Examine infrared images that show variation in surface temperature (more info)
Find a somewhat blurry Flash animation exhibiting five years worth of surface average temperatures. Note seasonal land/water temperature contrasts. The animation can be paused and rewound to emphasize important points.
Latent Heat Flux (more info)
This animation is available in an animated GIF or Flash formats and shows monthly variations in energy in the form of latent heat. This animation shows the energy absorbed due to evaporation. Interesting patterns to observe are higher values over the Gulf Stream and lower values in upwelling areas, like off the coasts of Labrador and Peru. In the Flash format, the animation can easily be rewound or paused to stress important points.
Precipitation Rate (more info)
A GIF or Flash animation displays the actual monthly amount of precipitation (mm) reaching the surface. Focus on seasonal changes in precipitation associated with the north-south movement of the Intertropical Convergence Zone (ITC) in Africa and monsoonal patterns on the Indian subcontinent. In the Flash format, the animation can easily be rewound or paused to stress important points.
Net Radiation and Vegetation NDVI (more info)
This site allows you to combine the NDVI vegetation index with Net Solar Radiation values. The Normalized Difference Vegetation Index, or NDVI, is an index of green leaf density. The higher the value, the more luxuriant the vegetation.
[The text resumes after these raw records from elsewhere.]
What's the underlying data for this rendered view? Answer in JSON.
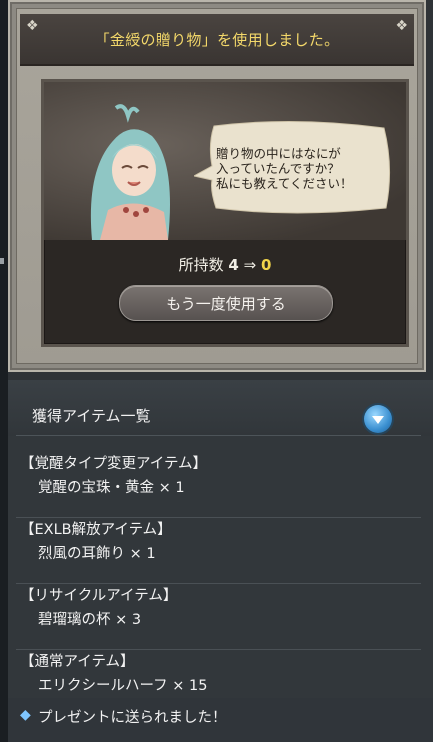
{
  "dialog": {
    "title": "「金綬の贈り物」を使用しました。",
    "speech": [
      "贈り物の中にはなにが",
      "入っていたんですか？",
      "私にも教えてください！"
    ],
    "count_label": "所持数",
    "count_old": "4",
    "arrow": "⇒",
    "count_new": "0",
    "use_again_label": "もう一度使用する"
  },
  "list": {
    "header": "獲得アイテム一覧",
    "items": [
      {
        "category": "【覚醒タイプ変更アイテム】",
        "name": "覚醒の宝珠・黄金 × 1"
      },
      {
        "category": "【EXLB解放アイテム】",
        "name": "烈風の耳飾り × 1"
      },
      {
        "category": "【リサイクルアイテム】",
        "name": "碧瑠璃の杯 × 3"
      },
      {
        "category": "【通常アイテム】",
        "name": "エリクシールハーフ × 15"
      }
    ],
    "footer_icon": "diamond-icon",
    "footer": "プレゼントに送られました！"
  },
  "colors": {
    "title_gold": "#f3d86a",
    "count_new": "#f0d34a",
    "accent_blue": "#3a8fd0"
  }
}
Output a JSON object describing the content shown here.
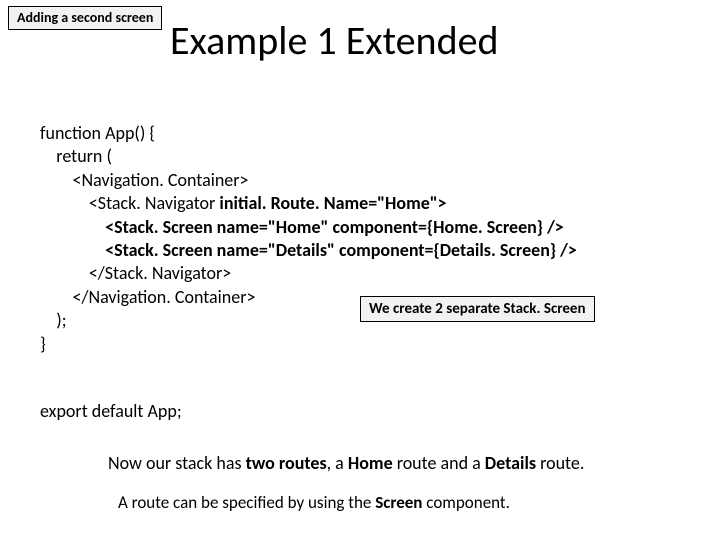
{
  "tag": "Adding a second screen",
  "title": "Example 1 Extended",
  "code": {
    "l1": "function App() {",
    "l2": "    return (",
    "l3": "        <Navigation. Container>",
    "l4p": "            <Stack. Navigator ",
    "l4b": "initial. Route. Name=\"Home\">",
    "l5p": "                ",
    "l5b": "<Stack. Screen name=\"Home\" component={Home. Screen} />",
    "l6p": "                ",
    "l6b": "<Stack. Screen name=\"Details\" component={Details. Screen} />",
    "l7": "            </Stack. Navigator>",
    "l8": "        </Navigation. Container>",
    "l9": "    );",
    "l10": "}"
  },
  "callout": "We create 2 separate Stack. Screen",
  "exportLine": "export default App;",
  "note1_a": "Now our stack has ",
  "note1_b": "two routes",
  "note1_c": ", a ",
  "note1_d": "Home ",
  "note1_e": "route and a ",
  "note1_f": "Details ",
  "note1_g": "route.",
  "note2_a": "A route can be specified by using the ",
  "note2_b": "Screen ",
  "note2_c": "component."
}
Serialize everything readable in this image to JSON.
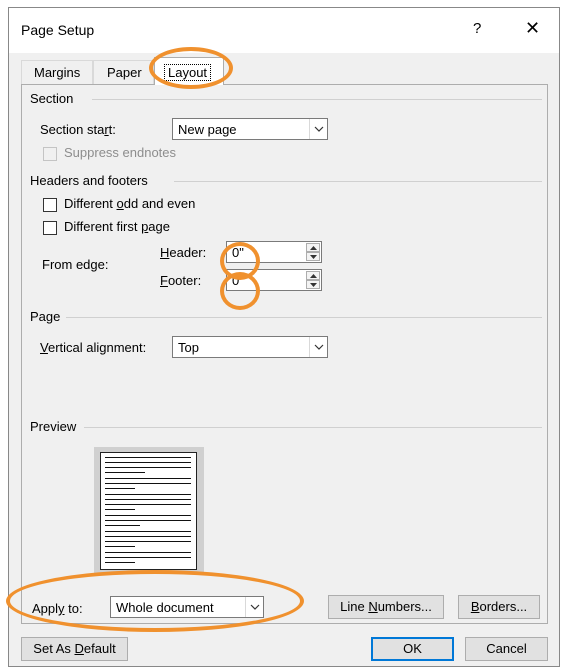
{
  "dialog": {
    "title": "Page Setup",
    "help_glyph": "?",
    "close_glyph": "✕"
  },
  "tabs": [
    {
      "label": "Margins",
      "active": false
    },
    {
      "label": "Paper",
      "active": false
    },
    {
      "label": "Layout",
      "active": true
    }
  ],
  "section": {
    "group_title": "Section",
    "section_start_label_pre": "Section sta",
    "section_start_label_u": "r",
    "section_start_label_post": "t:",
    "section_start_value": "New page",
    "suppress_endnotes_label": "Suppress endnotes",
    "suppress_endnotes_checked": false
  },
  "headers_footers": {
    "group_title": "Headers and footers",
    "diff_odd_even_pre": "Different ",
    "diff_odd_even_u": "o",
    "diff_odd_even_post": "dd and even",
    "diff_first_pre": "Different first ",
    "diff_first_u": "p",
    "diff_first_post": "age",
    "from_edge_label": "From edge:",
    "header_label_u": "H",
    "header_label_post": "eader:",
    "header_value": "0\"",
    "footer_label_u": "F",
    "footer_label_post": "ooter:",
    "footer_value": "0\""
  },
  "page": {
    "group_title": "Page",
    "valign_label_u": "V",
    "valign_label_post": "ertical alignment:",
    "valign_value": "Top"
  },
  "preview": {
    "group_title": "Preview"
  },
  "apply_to": {
    "label_pre": "Appl",
    "label_u": "y",
    "label_post": " to:",
    "value": "Whole document"
  },
  "buttons": {
    "line_numbers_pre": "Line ",
    "line_numbers_u": "N",
    "line_numbers_post": "umbers...",
    "borders_u": "B",
    "borders_post": "orders...",
    "set_default_pre": "Set As ",
    "set_default_u": "D",
    "set_default_post": "efault",
    "ok": "OK",
    "cancel": "Cancel"
  },
  "colors": {
    "highlight_ring": "#f0912e",
    "accent": "#0078d7"
  },
  "icons": {
    "dropdown": "chevron-down-icon",
    "spin_up": "triangle-up-icon",
    "spin_down": "triangle-down-icon",
    "close": "close-icon",
    "help": "help-icon"
  }
}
This is but one of many animated datasets that can be combined to introduce correlations and interactions between radiant energy and the biosphere.
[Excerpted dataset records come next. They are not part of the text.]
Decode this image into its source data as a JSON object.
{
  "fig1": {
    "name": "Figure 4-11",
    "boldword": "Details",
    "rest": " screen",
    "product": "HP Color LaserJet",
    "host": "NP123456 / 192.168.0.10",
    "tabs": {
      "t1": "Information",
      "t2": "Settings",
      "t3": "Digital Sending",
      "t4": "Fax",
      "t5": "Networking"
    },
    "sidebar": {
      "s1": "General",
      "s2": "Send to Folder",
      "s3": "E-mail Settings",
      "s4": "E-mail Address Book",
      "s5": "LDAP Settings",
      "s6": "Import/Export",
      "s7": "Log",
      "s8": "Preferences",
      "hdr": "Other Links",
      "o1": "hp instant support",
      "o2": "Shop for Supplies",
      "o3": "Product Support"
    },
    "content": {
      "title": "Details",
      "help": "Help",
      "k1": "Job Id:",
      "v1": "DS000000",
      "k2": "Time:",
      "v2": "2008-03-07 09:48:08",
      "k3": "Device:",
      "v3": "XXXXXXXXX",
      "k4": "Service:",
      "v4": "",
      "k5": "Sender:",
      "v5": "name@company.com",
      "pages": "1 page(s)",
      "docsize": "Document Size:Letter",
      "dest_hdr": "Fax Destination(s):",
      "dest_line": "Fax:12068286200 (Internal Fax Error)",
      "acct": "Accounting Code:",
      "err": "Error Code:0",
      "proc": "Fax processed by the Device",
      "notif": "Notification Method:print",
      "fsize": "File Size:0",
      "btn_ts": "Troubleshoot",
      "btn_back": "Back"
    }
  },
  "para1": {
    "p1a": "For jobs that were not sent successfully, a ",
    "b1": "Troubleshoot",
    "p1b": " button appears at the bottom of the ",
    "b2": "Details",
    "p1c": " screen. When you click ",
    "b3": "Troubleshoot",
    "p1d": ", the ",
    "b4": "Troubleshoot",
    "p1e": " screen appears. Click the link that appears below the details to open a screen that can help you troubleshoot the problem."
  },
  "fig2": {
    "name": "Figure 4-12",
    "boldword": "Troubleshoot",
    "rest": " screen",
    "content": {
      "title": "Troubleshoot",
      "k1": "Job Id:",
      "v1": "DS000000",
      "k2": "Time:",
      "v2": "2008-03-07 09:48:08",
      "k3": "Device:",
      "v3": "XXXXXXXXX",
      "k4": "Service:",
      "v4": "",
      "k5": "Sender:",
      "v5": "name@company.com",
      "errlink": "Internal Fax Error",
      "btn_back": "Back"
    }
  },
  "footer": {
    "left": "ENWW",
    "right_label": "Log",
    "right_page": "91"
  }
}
Runoff/Water Surplus (more info)
This animation, available in the Flash or GIF format, shows monthly water surpluses. An interesting point for students to ponder is why Antarctica, one of the few areas with constant water surpluses, is classified as a polar desert. In the Flash format, the animation can easily be rewound or paused to stress important points.
Soil Moisture (more info)
This Flash animation renders the pattern of soil moisture storage at the surface. The increase/decrease in soil moisture are especially apparent for the in Africa because of the annual north-south march of the wet InterTropical Convergence Zone (ITC). In the Flash format, the animation can easily be rewound or paused to stress important points.
Air Temperature (more info)
Seasonal temperature variations can be explained in terms of the latitudinal and seasonal variations in the surface energy balance. The pattern of temperatures is a function of net short-wave radiation, net long-wave radiation, sensible heat flux, latent heat flux, and change in heat storage. Note that the highest temperatures occur not at the equator landmasses, where it is often cloudy, but at 20 degrees north and south of the equator along zones of semi-permanent high pressure zones where skies are generally clear. The animation can be paused and rewound to emphasize important points.